Baca Juga: Lebanon Dilanda Krisis Akut, Nasabah Bawa Pistol untuk Tarik Uang di Bank
Ketimpangan kekayaan yang ekstrim
Sementara itu, tidak ada indikasi perubahan, dan sistem perpajakan tidak membantu situasi keseluruhan di Lebanon.
"Sistem perpajakan di Lebanon sangat regresif, yang berarti tidak ada kode pajak kekayaan, dan pajak perusahaan termasuk yang terendah di dunia dibandingkan rata-rata semua OECD," kata Hussein Cheaito kepada DW.
Penerima manfaat dari sistem perpajakan adalah mereka yang berasal dari kelas politik dan koneksi bisnis mereka, karena 1% ini memiliki lebih dari 70% pendapatan nasional.
"Ini, pada gilirannya, menyisakan persentase kekayaan yang sangat kecil untuk masyarakat lainnya," kata Cheaito.
Selain itu, mereka yang mendapatkan gaji dalam pound Lebanon, atau menerima dukungan melalui organisasi amal, menderita kerugian lain. Bank hanya menawarkan penarikan tunai terbatas dalam dolar AS kepada mereka yang memiliki dolar AS di rekening mereka.
Juga, selama 20 tahun terakhir, bank-bank Lebanon mempertahankan nilai tukar yang dipatok antara $1 hingga 1.500 pound Lebanon. Ini, bagaimanapun, akan diperbarui menjadi $1 hingga 15.000 pound pada 1 Februari. Meskipun ini 10 kali lebih banyak dari sebelumnya, masih jauh dari nilai tukar yang sebenarnya digunakan di pasar gelap. Kurs saat ini adalah 50.000 pound per dolar.
Di sisi lain, bagi mereka yang bekerja untuk perusahaan internasional atau memiliki cara lain untuk mengakses dolar, hidup menjadi relatif murah, yang juga menjelaskan bar koktail yang berkembang pesat dan restoran yang dipesan penuh.
Baca Juga: 10 Negara Ini Menderita Karena Menghadapi Lonjakan Harga Pangan Super Tertinggi
Nasabah merampok bank
Krisis ekonomi sudah demikian parah.
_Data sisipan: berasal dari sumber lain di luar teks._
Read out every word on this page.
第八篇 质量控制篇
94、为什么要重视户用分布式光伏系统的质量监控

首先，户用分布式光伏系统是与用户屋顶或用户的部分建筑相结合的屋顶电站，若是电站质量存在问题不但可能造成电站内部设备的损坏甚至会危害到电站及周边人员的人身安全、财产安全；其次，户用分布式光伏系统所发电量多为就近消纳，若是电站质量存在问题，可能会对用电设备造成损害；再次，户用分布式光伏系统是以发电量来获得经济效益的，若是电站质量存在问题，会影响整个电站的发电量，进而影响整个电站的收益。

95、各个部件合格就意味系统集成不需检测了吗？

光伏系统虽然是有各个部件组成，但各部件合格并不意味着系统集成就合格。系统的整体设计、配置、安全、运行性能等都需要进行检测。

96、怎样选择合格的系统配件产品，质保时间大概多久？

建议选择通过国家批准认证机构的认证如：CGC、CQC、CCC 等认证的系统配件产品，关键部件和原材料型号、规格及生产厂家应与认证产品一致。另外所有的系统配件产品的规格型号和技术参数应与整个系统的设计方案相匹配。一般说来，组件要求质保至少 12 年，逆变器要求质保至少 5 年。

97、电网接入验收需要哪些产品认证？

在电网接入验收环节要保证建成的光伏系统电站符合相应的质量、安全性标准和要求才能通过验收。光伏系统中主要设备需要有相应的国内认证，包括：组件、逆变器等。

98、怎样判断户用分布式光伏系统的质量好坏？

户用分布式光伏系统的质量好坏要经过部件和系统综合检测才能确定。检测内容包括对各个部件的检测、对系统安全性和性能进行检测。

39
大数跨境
Bahkan, belasan bank di Lebanon telah dirampok oleh nasabahnya sendiri pada tahun lalu. Mereka menuntut untuk mengambil uang milik mereka sendiri.
Melansir BBC, pada hari Selasa (4/10/2022), bahkan seorang anggota parlemen dan seorang pensiunan diplomat melakukan aksi perampokan di sejumlah cabang bank tempat mereka menyimpan uang.
Lebanon menghadapi krisis keuangan yang menghancurkan dan bank telah memberlakukan pembatasan penarikan yang ketat.